自分が使っている道具は、自信を持って提案できる

冬はもちろんスキー。毎週末のようにBCクロカンのイベントを開いている。

BCクロカンは、競技用よりも幅広でエッジが付いたスキーを使ったクロスカントリースキーの1スタイル。スキーのソールにはウロコ状の滑り止めがあり、これだけで斜面を登り、滑ることができる。競技用に比べて安定感が高いので、整備されたトラックを離れて、自然のフィールド(=Backcountry)に踏み出せる。冬季閉鎖の林道や、夏は草が生い茂って入れない場所まで、雪が積もればすべてがフィールドになる。

「雪があるからこそ見える景色があります。BCクロカンの魅力は、自分の足でその景色に会いに行かれること。以前は、より多くの人にそんな景色があることを知ってほしいと思っていましたが、最近は、自分もいっしょに見に行きたいと思うようになりました」

仕事のやりがいを感じるのもそんなときだ。

「販売員としてはどうなのかなと思うこともありますが、ただ商品を売って終わりではなく、そこから先の遊び方まで提案したい。ウエアや道具を使っていただき、同じフィールドを共有できるのが、いちばん楽しいところだと思っています」

開店前の朝一番に、駒村に連れられて雪の上を歩いた。BCクロカンの道具は拍子抜けするほど軽い。ブーツは登山靴、いやライトなトレッキングシューズという感じ。片方の足で踏み込むように雪面を蹴ると、すーっと気持ちよくスキーが走った。

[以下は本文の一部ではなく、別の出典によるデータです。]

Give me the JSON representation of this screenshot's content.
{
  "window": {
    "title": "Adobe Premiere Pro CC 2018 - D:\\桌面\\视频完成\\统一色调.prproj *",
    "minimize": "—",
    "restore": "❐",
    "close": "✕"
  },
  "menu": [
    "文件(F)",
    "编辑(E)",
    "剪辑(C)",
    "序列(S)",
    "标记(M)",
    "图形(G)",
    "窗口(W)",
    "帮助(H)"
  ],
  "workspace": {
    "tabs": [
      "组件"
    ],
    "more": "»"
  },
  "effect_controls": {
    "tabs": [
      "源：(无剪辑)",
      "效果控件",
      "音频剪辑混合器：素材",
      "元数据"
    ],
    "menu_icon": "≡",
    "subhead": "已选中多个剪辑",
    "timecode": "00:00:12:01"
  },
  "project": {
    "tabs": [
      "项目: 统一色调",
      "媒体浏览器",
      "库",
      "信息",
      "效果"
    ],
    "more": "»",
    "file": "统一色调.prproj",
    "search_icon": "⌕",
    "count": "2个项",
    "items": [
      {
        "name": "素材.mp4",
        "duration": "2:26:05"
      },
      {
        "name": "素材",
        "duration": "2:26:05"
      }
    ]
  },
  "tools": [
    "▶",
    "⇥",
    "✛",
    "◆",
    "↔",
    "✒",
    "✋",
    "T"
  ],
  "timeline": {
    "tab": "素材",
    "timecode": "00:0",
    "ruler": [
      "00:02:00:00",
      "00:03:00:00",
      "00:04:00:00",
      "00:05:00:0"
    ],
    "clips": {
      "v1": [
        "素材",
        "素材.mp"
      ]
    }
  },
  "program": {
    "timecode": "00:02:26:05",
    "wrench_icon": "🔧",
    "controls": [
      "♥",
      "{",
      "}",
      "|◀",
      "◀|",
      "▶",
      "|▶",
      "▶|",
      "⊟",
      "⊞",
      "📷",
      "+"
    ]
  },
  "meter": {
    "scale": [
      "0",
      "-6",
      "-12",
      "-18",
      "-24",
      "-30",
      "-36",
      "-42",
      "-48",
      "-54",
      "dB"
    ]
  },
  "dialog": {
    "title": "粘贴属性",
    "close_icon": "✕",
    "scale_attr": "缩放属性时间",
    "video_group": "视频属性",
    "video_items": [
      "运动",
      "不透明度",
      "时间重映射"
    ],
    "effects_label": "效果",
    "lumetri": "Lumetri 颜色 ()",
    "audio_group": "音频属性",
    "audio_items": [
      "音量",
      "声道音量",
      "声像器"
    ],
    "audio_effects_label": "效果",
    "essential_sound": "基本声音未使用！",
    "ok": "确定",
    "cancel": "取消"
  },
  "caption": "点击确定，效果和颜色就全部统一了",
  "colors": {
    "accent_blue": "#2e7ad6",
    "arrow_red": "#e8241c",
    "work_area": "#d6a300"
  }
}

歩いたり走ったりするのとはまるで違う感覚は新鮮で、なにより楽しい。豪雪地の妙高では、例年5月の連休ごろまで楽しむことができる。妙高店もゴールデンウィークのイベントを計画中だ。興味がある方はショップのInstagramをお見逃しなく。

「STRIDE LAB 妙高」の店内風景。ウエアからギアまで幅広い品揃え。メンテナンス用品など、フィールドで「いまほしい」ものも手に入る。
お気に入りは「Teton Bros.(ティートンブロス)」のセラックパンツ。「こんなに履きやすいパンツはありません」

最後に、これからやってみたいことを聞いた。

「海外のリゾートには、街から街を繋ぐようなクロカンの長いコースがあります。それと同じように、たとえば妙高エリアなら赤倉観光、池の平、杉ノ原とスキー場の麓を繋ぐようなツアーをやってみたいですね。おいしいベーカリーやカフェを目指して走るイベントがありますが、それをクロカンでやるのがひとつの夢です」

コツコツと物事を積み重ねるタイプが、できもしない荒唐無稽を語るとは思えない。夢と言いつつ、駒村の頭のなかにはすでに仮想ルートができあがっているのではないか。次の冬にはおもしろいツアーが実現しそうな気がして、ついつい期待してしまう。

Profile

駒村俊介(こまむら・しゅんすけ)
新潟県・妙高市出身。クロスカントリースキーの選手として2006年のトリノオリンピック出場。アルトラでトレイルを走っていたことがきっかけでストライドと出会い、ストライド・ラボ 妙高の店長になる。オリンピックイヤーの2026年はクロカンにも注目が集まり、BCクロカンの問い合わせも増加。手応えを感じる冬になった。